Economist affirms higher freight and container prices could seriously damage the Dominican economy
The economist and politician Fernando Alvarez Bogaert expressed concern about the impact that the breakdown of the global supply chain and the deficit of truck drivers and ship workers in many countries could have on the Dominican economy due to the pandemic produced by the Covid-19.
Citing events such as the increase in freight rates and containers, he assured that if the Dominicans do not prepare, the impact on a general level could be tremendous, since “what is coming here is tremendous.”
Álvarez Bogaert recalled that currently higher prices will have to be paid for containers that go from Asia to the USA, and he put that increase at 400 percent more expensive than before.
By foreseeing destabilizing situations, the economist said that the transformation of the individual is urgent so that there is empowerment in the unions, the universities, so that they create an army of transformers that have nothing to do with parties or politics.
“The pandemic produced a psychological crisis in the truckers, in the members of the ships, due to the year and a half they had in their homes receiving the fiscal bonus and there was an awakening of the truckers,” said Álvarez Bogaert, when dictating the conference “The serious economic and social crisis in the world, Challenges and opportunities for the Dominican Republic.”
He revealed that a fact that has aggravated the supply crisis was that 8% of the truckers of retirement age also retired and others decided to work at home, although they earned less wages since they would spend more time with their families.
In his opinion, it will be difficult to rebuild the framework of globalization that took 19 years and that broke the pandemic, although some economists say that this will be resolved in a year, since “achieving the framework again is not a one-year process.”
Faced with this unflattering global economic crisis scenario, the economist suggested that various sectors of national life contribute their knowledge and achieve true development to overcome the coming crisis.
In that sense, Álvarez Bogaert explained that the Dominican Republic has a series of pillars that support it and that will ultimately lead it to succeed. Among these he mentioned: the youth who are preparing in the universities, the working class, which he defined as efficient and disciplined.
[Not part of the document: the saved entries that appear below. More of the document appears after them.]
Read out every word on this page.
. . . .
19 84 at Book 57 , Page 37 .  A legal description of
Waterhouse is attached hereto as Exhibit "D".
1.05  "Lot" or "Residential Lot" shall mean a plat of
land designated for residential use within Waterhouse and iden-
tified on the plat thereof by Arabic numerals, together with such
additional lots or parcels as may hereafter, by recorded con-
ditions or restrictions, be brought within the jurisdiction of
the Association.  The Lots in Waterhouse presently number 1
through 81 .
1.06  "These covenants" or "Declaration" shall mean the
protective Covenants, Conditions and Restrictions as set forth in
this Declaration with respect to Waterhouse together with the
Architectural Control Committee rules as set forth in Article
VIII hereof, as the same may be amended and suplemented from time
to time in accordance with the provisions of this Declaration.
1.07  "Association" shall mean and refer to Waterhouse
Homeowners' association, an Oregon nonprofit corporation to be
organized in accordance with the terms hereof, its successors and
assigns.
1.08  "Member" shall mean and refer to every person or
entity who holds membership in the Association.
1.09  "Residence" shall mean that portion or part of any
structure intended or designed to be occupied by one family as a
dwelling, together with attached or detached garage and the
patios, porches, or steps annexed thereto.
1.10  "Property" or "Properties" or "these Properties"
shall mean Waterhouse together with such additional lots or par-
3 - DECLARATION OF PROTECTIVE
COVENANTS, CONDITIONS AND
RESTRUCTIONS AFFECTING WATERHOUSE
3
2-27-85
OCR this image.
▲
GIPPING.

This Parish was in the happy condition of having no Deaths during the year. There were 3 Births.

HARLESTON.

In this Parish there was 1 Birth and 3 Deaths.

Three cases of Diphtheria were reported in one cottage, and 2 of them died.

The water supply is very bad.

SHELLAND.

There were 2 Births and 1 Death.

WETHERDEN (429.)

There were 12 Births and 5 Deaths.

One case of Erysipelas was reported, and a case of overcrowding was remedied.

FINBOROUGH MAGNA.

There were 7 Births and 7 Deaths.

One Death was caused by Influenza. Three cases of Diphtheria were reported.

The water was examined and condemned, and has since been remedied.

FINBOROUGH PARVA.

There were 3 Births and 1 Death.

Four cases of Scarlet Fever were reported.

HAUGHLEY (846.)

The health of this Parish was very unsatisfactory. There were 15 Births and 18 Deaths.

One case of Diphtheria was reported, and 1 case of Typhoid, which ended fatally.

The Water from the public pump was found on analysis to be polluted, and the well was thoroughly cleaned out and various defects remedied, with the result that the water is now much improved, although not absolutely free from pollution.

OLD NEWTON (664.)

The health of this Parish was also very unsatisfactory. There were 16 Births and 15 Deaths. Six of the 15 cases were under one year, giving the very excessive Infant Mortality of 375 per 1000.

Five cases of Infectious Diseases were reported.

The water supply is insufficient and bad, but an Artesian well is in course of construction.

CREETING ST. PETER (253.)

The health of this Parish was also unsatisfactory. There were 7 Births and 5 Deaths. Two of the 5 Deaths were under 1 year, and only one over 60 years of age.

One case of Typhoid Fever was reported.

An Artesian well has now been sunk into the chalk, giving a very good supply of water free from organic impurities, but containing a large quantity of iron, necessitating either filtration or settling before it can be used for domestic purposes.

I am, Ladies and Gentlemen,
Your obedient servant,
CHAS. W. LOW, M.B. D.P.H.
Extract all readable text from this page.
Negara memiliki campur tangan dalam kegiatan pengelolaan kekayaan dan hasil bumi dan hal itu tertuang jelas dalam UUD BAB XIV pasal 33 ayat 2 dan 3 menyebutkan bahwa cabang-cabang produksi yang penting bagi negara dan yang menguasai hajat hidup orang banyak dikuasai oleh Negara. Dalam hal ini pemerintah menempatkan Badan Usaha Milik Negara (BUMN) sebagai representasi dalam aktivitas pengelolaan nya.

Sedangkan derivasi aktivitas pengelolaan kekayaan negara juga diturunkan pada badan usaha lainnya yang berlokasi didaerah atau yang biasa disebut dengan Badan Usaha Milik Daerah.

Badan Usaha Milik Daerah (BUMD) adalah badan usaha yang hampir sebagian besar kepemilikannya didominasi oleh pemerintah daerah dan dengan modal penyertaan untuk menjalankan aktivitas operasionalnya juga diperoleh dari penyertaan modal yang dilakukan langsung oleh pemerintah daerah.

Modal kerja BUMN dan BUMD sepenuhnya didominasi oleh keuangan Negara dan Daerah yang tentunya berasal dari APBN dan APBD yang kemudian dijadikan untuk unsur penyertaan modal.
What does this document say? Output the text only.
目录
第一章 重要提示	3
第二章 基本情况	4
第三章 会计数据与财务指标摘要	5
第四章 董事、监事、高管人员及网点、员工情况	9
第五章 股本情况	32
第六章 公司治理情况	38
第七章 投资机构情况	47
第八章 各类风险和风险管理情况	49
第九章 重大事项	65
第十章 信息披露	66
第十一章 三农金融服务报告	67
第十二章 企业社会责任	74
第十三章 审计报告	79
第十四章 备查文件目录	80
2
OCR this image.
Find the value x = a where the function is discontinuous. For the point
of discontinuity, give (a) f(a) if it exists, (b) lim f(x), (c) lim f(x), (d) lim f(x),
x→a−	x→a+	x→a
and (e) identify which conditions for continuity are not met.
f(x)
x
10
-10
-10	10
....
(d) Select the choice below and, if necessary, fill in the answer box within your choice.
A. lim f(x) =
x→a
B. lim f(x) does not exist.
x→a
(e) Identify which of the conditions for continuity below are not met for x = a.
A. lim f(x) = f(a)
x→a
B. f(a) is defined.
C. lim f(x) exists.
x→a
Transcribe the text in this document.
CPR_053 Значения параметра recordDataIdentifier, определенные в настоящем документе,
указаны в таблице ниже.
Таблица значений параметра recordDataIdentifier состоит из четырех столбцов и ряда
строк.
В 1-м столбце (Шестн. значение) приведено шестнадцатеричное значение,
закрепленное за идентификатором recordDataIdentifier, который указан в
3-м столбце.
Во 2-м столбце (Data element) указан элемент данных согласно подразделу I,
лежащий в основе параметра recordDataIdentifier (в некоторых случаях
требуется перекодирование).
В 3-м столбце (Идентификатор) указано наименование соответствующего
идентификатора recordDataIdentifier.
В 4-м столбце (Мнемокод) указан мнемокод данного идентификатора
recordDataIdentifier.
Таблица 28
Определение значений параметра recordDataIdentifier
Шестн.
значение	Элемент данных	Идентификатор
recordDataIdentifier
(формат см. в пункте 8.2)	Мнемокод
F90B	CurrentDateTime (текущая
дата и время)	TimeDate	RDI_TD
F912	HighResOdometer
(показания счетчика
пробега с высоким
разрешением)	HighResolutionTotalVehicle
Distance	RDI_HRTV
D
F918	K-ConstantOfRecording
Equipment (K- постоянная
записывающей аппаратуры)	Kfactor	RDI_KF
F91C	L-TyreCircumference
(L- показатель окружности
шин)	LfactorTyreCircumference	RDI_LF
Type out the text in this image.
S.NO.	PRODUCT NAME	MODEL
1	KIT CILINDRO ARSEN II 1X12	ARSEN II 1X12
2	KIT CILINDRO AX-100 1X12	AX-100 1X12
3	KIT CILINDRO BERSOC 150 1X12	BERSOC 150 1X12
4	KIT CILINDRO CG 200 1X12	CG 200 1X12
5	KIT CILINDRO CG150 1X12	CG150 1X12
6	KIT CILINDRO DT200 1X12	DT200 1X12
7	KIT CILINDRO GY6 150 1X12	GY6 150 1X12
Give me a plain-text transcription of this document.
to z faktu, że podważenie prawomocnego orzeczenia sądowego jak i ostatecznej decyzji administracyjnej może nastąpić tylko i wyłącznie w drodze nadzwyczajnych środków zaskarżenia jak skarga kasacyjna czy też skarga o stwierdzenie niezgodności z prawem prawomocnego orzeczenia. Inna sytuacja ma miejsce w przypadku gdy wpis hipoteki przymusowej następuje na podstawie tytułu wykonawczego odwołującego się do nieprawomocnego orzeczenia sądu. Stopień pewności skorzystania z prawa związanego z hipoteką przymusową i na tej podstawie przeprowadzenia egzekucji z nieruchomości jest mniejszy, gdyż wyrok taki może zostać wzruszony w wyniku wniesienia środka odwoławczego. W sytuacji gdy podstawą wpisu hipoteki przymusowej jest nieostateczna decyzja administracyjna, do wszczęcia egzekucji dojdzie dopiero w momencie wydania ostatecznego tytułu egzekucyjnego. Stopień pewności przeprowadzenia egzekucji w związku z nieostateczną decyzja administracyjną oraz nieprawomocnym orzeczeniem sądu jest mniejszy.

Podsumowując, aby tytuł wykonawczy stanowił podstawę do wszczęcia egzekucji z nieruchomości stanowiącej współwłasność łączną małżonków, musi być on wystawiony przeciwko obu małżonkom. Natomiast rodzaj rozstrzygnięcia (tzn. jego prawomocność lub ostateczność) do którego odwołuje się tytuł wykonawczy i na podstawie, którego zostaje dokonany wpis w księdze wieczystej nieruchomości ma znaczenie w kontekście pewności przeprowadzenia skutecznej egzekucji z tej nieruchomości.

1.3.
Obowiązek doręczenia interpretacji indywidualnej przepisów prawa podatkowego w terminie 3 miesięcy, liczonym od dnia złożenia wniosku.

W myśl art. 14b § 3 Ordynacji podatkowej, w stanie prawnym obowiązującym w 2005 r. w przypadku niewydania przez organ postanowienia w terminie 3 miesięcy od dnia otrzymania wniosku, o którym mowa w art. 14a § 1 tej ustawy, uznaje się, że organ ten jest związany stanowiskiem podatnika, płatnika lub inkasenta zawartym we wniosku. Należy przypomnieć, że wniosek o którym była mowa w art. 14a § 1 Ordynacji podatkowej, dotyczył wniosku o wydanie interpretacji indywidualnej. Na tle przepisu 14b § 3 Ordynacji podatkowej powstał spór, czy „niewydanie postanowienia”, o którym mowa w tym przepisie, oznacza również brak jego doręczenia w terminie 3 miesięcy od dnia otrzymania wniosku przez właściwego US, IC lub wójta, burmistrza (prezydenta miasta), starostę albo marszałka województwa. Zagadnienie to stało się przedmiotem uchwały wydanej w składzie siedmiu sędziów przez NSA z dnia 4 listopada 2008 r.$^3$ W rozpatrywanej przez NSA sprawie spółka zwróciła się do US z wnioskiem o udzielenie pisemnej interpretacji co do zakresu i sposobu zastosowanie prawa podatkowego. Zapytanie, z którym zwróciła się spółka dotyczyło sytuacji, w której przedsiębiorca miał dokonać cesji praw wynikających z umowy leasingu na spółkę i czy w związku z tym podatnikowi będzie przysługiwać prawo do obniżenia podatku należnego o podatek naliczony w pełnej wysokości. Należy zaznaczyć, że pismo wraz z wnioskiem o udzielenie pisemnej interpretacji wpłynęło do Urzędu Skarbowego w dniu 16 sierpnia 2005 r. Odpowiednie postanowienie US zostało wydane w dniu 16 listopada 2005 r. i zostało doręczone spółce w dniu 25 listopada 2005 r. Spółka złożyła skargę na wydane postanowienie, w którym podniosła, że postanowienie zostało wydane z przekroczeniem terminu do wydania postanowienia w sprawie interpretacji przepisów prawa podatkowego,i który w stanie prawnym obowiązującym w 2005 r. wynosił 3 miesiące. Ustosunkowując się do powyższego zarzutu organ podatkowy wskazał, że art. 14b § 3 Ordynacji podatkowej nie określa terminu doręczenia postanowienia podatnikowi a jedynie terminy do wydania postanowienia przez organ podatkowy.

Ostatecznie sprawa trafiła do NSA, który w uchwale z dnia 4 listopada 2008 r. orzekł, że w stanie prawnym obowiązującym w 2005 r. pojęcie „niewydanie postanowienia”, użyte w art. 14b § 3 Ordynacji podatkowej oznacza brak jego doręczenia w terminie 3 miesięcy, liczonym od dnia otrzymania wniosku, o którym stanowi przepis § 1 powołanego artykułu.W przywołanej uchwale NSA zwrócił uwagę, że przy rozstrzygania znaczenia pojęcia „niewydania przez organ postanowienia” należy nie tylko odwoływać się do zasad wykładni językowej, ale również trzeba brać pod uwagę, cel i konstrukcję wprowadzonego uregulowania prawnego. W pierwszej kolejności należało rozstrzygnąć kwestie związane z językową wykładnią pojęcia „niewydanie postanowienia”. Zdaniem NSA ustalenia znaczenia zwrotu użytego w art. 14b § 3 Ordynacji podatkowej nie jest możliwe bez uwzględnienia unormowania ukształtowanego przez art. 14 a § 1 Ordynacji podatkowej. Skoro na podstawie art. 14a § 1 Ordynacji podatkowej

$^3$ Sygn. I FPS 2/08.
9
He also pointed to the diaspora, who he said is that with their contributions they have prevented the country from falling. Among the pillars, the prominent economist continued to point out the tourism sector, the free zones, and the rural productive sector.
For Álvarez Bogaert, the business class with solid managerial experience, the religious sector and a people with solid social maturity are also part of these fundamental sectors that will help intelligently face the current crisis.
Hence, the economist raises the preponderant role that the private sector must have, leaving the State the role of coordinating the country and influencing public service operations and all those that the private sector does not intervene.
He affirmed that the greatest problem in the present and the immediate future is in the problem of Haiti, and he drew attention that even though that nation is hitting rock bottom, the responsible international community has practically left it to its own devices.
Álvarez Bogaert called for the Dominicans to remain under permanent surveillance, so that the Dominican territory and our essences remain as a people. “That is our immediate greatest challenge,” he emphasized.
Despite the adverse economic outlook looming, Bogaert said he has faith in the Dominicans who have already overcome other acute crises in their history, and he is confident that they will confront with firmness and deep patriotism the serious challenges “that we are not looking for.”
The activity was attended by prominent personalities from the Dominican political, social, business, and economic world, who followed the talk with great attention, and which they defined as exceptional since it comes “from a politician and economist endowed with great knowledge and wisdom.”